私たちを非難する者は、もちろん1975年の世の終わりの出来事を解説するために聖書の申命記18章を非常に好む。そして私たちに読み聞かせる。新世界訳聖書でそれを読んでみると……「もし預言者がエホバの名において話しても、その言葉が実現せず、そのとおりにならなければ、それはエホバが話されなかった言葉である。」(22節)「ここを見てご覧。偽預言者がいるよ!」。彼らははしゃぎながら指でその文章を指し示す。
アルコールの問題
もっとも高い地位にある者からふつうの伝道者に至るまで、アルコール中毒は大きな問題である。飲酒と長老の関係についてはワター氏が結論を出していた。

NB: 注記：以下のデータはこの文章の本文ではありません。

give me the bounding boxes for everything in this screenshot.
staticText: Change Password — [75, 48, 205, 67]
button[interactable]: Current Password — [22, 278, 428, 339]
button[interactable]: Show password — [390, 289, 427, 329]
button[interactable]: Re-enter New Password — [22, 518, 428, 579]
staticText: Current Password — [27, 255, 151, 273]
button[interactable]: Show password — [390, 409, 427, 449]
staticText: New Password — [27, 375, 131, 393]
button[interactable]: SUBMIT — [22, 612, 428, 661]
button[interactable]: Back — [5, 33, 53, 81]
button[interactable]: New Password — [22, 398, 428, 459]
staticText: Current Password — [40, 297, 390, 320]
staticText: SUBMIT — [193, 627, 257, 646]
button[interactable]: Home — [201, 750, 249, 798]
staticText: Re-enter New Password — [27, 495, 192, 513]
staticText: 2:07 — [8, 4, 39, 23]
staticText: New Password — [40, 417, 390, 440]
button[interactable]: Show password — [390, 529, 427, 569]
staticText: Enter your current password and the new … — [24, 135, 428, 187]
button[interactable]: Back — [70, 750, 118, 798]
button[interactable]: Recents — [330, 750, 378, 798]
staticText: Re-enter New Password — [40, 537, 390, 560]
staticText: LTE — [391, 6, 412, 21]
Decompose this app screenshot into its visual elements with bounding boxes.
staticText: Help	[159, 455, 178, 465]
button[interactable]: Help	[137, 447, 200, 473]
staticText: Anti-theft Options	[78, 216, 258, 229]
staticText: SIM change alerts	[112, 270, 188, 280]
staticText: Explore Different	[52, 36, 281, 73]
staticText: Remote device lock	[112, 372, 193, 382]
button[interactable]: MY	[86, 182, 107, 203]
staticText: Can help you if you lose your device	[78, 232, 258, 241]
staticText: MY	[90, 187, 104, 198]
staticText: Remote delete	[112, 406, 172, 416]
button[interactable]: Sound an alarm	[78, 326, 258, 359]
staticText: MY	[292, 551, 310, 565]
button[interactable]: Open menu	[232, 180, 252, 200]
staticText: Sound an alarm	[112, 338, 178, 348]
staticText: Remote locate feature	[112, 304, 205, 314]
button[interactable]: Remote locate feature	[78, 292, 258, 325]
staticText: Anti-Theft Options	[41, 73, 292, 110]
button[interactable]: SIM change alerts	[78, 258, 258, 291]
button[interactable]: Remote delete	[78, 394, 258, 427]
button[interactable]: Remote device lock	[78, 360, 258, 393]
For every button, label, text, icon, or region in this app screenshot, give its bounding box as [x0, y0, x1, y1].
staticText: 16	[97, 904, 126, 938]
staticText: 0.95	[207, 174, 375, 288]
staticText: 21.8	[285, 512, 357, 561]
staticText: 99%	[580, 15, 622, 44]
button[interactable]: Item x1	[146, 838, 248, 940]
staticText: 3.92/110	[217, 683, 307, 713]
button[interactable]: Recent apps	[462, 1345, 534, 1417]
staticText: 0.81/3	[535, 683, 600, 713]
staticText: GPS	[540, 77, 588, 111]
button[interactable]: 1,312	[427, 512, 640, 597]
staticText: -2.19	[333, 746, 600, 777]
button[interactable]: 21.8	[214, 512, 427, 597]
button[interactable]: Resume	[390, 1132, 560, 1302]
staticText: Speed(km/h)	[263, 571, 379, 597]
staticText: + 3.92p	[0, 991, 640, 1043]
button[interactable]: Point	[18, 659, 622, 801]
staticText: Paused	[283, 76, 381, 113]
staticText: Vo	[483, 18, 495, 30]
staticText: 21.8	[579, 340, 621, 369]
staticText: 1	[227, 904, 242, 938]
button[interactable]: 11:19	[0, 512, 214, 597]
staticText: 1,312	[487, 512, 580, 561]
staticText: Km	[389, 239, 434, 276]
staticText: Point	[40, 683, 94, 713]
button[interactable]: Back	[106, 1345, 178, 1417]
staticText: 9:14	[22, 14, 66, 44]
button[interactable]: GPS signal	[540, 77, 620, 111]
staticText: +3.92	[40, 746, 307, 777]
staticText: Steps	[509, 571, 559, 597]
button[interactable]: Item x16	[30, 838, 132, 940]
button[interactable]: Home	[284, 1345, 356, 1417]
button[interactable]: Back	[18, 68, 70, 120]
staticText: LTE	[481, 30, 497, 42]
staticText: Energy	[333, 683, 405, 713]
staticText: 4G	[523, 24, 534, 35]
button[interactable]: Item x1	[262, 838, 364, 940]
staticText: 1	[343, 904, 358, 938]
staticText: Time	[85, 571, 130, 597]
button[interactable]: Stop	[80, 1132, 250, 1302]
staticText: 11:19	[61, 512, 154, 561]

アル中はいつもものみの塔の健康に関する一番目のやっかいごとだった。権威を持つ者は特にそうだ(二番目に共通的なやっかいごとは精神病)。それは証人が誰から助けを受けられるか、どんな類の助けを受けられるのかといったものみの塔の考えを揺り動かすほどの重大な問題になってきた。以前なら聖書は十分なものであり、長老の力と自制心を借りて問題を克服できると、ものみの塔は教えていた。今ではもっと必要なものがあると表している。
「目ざめよ!」誌1992年5月22日号は、後見人・無二の親友・機能不全の家族・依存症になったアダルトチルドレンといった専門用語を使って、四つのテーマを扱っていた。自尊心を鍛え、未信者の本を読んだ後でゆがんだ思考パターンを改善する必要性を語る記事で、一人の証人がインタビューをしていた。ジョン・ブラッドシャーのような一般的な作家も好んで引用されている。助けとなるカウンセラーが大勢いると表現して結論を出している(その中には未信者のカウンセラーもいる!)。神の唯一の本物の組織は、なぜ、組織を助けるために、未信者の力に頼るのか――不思議だ。病気や悩みごとを解決するプログラムを開発するための時間を注ぎ込みたくないのだ。
まとめ
この章では、ほとんどの長老には証人の問題に適切に対処するために必要な訓練が欠けている事実を論じてきた。一般的に、人間の問題を扱うというのに、非常に権威主義的で懲罰的な方法を利用する傾向が強い。問題を抱える個々の証人を助けたり正したりするためにふつうに用いられる実行可能な選択の余地はほとんどない。その上、排斥処置(基本的には「スクラップ積重ね」技法)によって悪化させられる。排斥は証人を一致させる脅しとして利用される。また、長老や協会が解決できない健康の問題あるいは社会的な問題に対処する方法として利用される。この「スクラップ積重ね技法」は証人を一致させる動機になるかもしれないが、そのほとんどすべては有害・無益である。